If it looks like a lot, you're right. But it feels good to be done with them, too.

Again, I'm very happy to be back to work.


All the even chapters of The Phoenix or fifteen chapters. DONE.

Finish formatting Lycanthropic Summer. Moved to next weekend. Art is about half done. We also have a companion book in the early planning stages to be released with this one. But I'm not sharing details for now.

Finish the last two chapters of Cornell Dyer and the Old Folks Home. DONE. And the next two are in "talks." The goal is three a year. Hopefully I'll be busy writing them this fall.

Finish formatting WriteOn Joliet's fourth anthology. DONE

Get the content Rebekah needs for a new website. DONE-ish. Struggling with some phrasing. Working with her on it.

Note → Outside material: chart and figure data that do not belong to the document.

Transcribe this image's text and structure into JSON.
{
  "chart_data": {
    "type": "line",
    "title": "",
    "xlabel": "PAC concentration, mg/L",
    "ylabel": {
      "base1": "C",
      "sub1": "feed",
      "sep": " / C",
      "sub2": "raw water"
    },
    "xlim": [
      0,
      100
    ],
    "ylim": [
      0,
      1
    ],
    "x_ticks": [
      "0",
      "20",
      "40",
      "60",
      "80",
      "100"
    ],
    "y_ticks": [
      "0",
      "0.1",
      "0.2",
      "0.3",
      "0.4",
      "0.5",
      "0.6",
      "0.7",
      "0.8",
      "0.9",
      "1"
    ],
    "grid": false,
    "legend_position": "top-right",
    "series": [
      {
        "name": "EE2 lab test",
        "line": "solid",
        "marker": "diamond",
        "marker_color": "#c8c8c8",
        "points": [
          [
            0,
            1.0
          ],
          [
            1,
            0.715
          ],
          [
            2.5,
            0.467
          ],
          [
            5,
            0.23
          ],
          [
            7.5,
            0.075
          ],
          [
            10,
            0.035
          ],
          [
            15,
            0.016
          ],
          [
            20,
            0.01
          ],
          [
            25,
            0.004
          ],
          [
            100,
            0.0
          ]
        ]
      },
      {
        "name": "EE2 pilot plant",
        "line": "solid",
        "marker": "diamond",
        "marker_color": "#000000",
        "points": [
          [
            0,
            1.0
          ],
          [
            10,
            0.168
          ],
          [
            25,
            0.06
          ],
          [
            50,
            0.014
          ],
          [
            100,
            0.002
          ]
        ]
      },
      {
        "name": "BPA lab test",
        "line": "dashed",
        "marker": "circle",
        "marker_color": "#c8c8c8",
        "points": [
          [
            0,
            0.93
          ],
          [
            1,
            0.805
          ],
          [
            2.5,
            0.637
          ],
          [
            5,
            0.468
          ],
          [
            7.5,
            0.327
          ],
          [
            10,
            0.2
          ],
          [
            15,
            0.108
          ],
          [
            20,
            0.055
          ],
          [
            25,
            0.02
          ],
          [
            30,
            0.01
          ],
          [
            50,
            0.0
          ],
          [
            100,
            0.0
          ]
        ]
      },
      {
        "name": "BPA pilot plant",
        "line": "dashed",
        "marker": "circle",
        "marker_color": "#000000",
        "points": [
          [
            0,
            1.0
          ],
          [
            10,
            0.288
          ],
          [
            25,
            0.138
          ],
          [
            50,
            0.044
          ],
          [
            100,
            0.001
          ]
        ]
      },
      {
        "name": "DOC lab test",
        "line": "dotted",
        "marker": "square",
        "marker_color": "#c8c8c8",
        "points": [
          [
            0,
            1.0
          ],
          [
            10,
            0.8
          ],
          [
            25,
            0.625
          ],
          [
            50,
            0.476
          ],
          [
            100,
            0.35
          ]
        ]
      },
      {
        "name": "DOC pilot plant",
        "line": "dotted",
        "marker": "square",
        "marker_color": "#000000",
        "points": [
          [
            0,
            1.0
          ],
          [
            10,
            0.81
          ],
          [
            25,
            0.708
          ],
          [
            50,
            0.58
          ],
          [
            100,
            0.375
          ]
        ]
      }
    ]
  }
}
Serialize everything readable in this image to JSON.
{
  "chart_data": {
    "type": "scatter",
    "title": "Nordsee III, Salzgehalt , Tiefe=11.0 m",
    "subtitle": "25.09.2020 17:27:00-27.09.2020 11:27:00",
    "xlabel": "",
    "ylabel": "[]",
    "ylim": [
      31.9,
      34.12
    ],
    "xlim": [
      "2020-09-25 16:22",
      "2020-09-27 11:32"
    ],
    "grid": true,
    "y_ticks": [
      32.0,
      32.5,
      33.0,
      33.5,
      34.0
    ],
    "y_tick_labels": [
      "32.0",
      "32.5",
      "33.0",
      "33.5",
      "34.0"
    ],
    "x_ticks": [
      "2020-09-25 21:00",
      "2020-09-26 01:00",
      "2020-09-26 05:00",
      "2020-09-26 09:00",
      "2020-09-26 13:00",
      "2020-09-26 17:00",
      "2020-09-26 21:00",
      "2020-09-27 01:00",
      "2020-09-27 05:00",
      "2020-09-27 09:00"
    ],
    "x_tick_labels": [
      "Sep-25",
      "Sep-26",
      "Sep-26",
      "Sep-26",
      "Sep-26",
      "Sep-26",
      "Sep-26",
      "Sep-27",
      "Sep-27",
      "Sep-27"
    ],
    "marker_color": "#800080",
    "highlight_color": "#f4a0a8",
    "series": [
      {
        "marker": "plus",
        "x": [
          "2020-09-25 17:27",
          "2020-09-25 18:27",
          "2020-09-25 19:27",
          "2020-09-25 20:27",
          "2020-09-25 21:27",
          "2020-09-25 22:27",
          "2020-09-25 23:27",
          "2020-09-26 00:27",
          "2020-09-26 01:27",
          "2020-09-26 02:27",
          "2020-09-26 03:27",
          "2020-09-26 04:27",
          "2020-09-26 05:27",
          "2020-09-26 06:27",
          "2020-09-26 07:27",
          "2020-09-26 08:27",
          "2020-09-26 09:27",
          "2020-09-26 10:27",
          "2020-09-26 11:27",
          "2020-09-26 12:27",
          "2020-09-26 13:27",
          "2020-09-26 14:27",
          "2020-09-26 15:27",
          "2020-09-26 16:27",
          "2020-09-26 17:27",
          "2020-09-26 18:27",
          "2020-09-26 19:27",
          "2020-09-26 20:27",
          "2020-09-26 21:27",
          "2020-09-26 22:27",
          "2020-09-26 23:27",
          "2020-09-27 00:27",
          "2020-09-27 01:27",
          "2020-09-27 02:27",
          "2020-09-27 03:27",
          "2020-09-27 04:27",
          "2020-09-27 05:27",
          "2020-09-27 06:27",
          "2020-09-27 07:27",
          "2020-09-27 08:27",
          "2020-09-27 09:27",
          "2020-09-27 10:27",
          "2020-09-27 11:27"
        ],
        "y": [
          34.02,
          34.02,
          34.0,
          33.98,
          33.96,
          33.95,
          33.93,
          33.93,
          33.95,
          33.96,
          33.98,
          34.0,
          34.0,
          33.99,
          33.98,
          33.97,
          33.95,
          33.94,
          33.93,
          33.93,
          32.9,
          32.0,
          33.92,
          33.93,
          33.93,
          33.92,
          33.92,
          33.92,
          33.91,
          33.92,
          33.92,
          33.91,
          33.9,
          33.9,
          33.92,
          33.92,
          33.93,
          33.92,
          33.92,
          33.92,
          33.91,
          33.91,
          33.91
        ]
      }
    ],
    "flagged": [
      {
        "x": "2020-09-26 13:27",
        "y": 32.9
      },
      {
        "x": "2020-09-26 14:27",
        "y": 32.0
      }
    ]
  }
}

Get Rebekah the photos she needs for the new Bertrand the Mouse book.  DONE. We should have three books ready in time for holiday gift buying.

MISCELLANEOUS GOALS:

Go through boxes with Rebekah: We broke down all but three. Most of them contain various memorabilia with place to put those items right now. We moved them from the downstairs closet to my bedroom closet.

Exercise: I made or came pretty close to my step/calorie burn per day (20,000 to 23,000 steps and eight to ten miles). Yoga and weights declined drastically. One day of weights, one of yoga.

Three letters to write and mail: Two DONE. Hoping the last one goes today..

More than 1,000 pieces of email that piled up this week. More than half was work email. I've made a small dent there this morning. I hadn't anticipated some training on Sunday afternoon (see below).

Made a Monday list for work and one phone call: DONE.

Cleaned my room: DONE

Finished residual edits for a client: DONE

Looked through a manuscript for a potential client: DONE

Pandemic short story: More on this later. On my list for a LONG time. NEARLY DONE. More done than I thought I'd get it.

One Note/OneDrive Training: DONE-ish. It will take more than one training for me to get it right.